''Se ele ficar preso, todos sairemos às ruas''

Partidários de ''Baby Doc'' reúnem-se na frente da sede do partido do líder e prometem reagir às ações da Justiça haitiana

Roberto Simon, O Estado de S.Paulo

19 de janeiro de 2011 | 00h00

Diante de um aparelho de TV no malcuidado jardim da sede do Partido União Nacional, a histórica legenda do ex-ditador Jean-Claude Duvalier, cerca de 40 veteranos do duvalierismo acompanhavam as notícias sobre o destino de Baby Doc, horas antes de ele ser detido. A maior parte dos filiados ao partido é de ex-Tonton Macoutes - a milícia que aterrorizou o Haiti entre 1957 e 1986 -, hoje senhores curvados e desempregados, nostálgicos da era em que "o Haiti não era desse jeito".

Depois que a notícia sobre a volta de Baby Doc se espalhou, os militantes prepararam um bandeirão rubro-negro, as cores do duvalierismo, com inscrições desejando-lhe boas-vindas. O "presente" foi hasteado na parede dos fundos do casarão.

Questionado sobre o que ocorreria se Baby Doc acabasse preso, Angus La Jeunesse, de 76 anos, respondeu: "Todos sairão às ruas, imediatamente". Seus colegas de partido explicam discretamente que La Jeunesse era um importante chefe Tonton Macoute e foi linchado por militares após a queda do regime, há 25 anos. A surra foi tamanha que ele perdeu o dedo médio da mão direita.

Apesar das ameaças dos veteranos, o partido oficial de Duvalier é fraco e largamente desconhecido entre eleitores. Nenhum dos três principais políticos que estão na disputa pela presidência se aliou à legenda, que tampouco declarou apoio a um candidato específico.

No entanto, a figura de Baby Doc ainda cativa muitos haitianos, que ignoram o império do terror sob a dinastia Duvalier e referem-se a um passado mítico no qual não havia criminalidade, drogas e dependência de países estrangeiros - quando um homem forte fazia o Haiti andar "com seus próprios pés".

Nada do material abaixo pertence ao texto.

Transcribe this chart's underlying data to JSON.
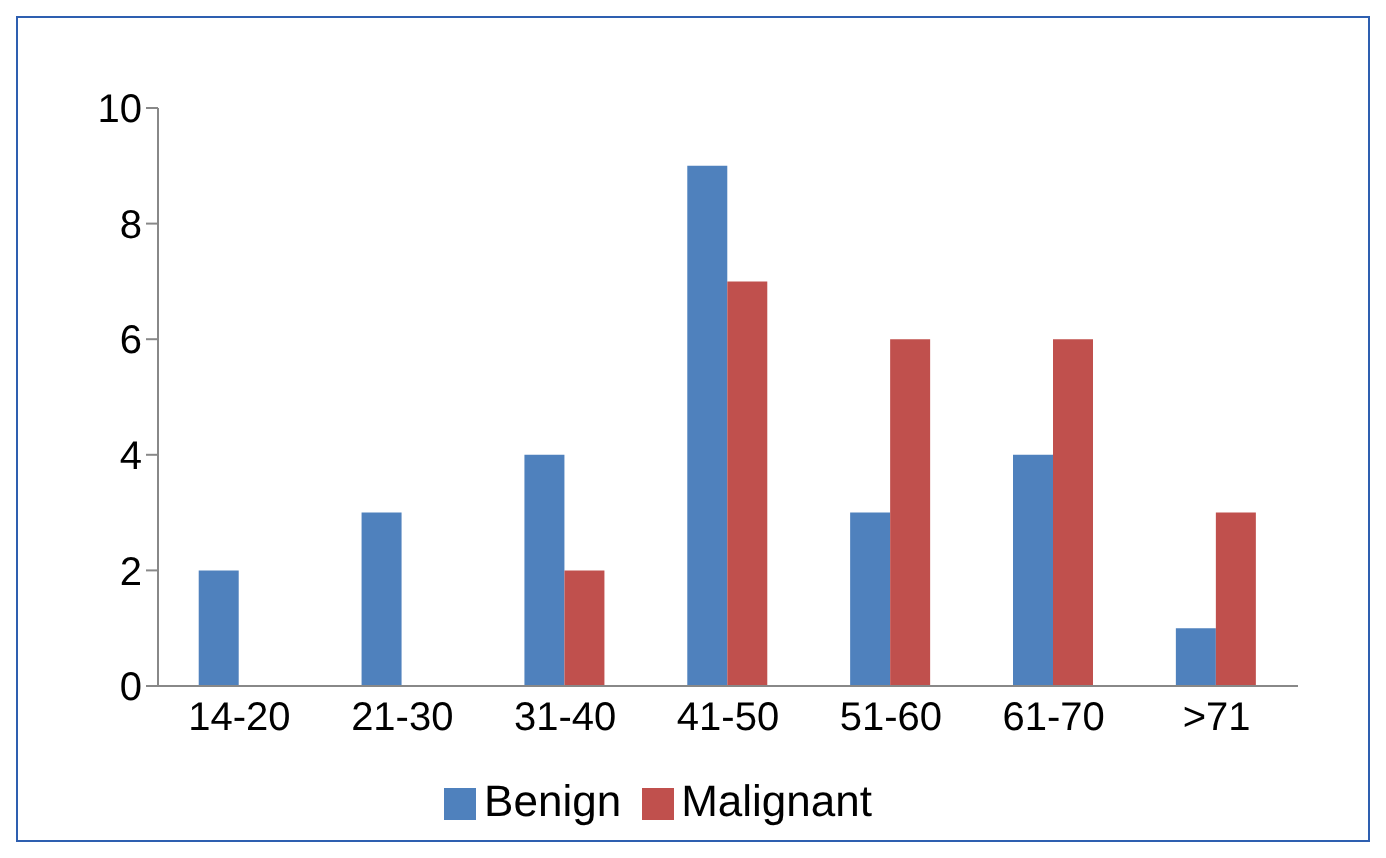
{
  "chart_data": {
    "type": "bar",
    "categories": [
      "14-20",
      "21-30",
      "31-40",
      "41-50",
      "51-60",
      "61-70",
      ">71"
    ],
    "series": [
      {
        "name": "Benign",
        "color": "#4f81bd",
        "values": [
          2,
          3,
          4,
          9,
          3,
          4,
          1
        ]
      },
      {
        "name": "Malignant",
        "color": "#c0504d",
        "values": [
          0,
          0,
          2,
          7,
          6,
          6,
          3
        ]
      }
    ],
    "ylim": [
      0,
      10
    ],
    "yticks": [
      0,
      2,
      4,
      6,
      8,
      10
    ],
    "grid": false,
    "legend": "bottom"
  }
}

Um dos mais jovens na sede do partido de Baby Doc, Willy Ottinot, de 48 anos, explica que os veteranos sofreram após a fuga do ex-ditador para Paris, especialmente sob o governo do Partido Lavalas, de Jean-Bertrand Aristide. Ottinot, cujo pai foi cônsul na Flórida no governo François Duvalier, o Papa Doc, explica que as "chimères" (quimeras, figuras monstruosas da mitologia grega) - violentas gangues que davam suporte a Aristide - trouxeram o narcotráfico para o Haiti. "Isso não existia com Papa e Baby Doc."

A maior parte dos veteranos do duvalierismo disse não ter candidato nas eleições presidenciais, cujo segundo turno deve ocorrer nos próximos meses. Entre os que prometiam votar, as opções eram o cantor Michel Martelly ou a ex-primeira-dama Mirlande Manigat. Todos execravam o candidato Jude Celestin, que o presidente René Préval tenta emplacar como sucessor.

Segundo fontes diplomáticas ouvidas pelo Estado, as grandes figuras do duvalierismo que ainda têm poder no Haiti estão apoiando Martelly, que adota um discurso populista de orgulho nacional, sem apresentar uma plataforma política.

Mas, para a maior parte dos veteranos da sede do partido de Baby Doc, o candidato pop star representa a degeneração da sociedade haitiana. "Ele usa calça apertada, anda com gente de cabelo rastafári, usa brincos e fuma crack", diz Raymond Jean-Vanele, de 63 anos, ao saber que um colega de partido votaria no cantor. "Para mim, depois de Deus, é só Jean-Claude."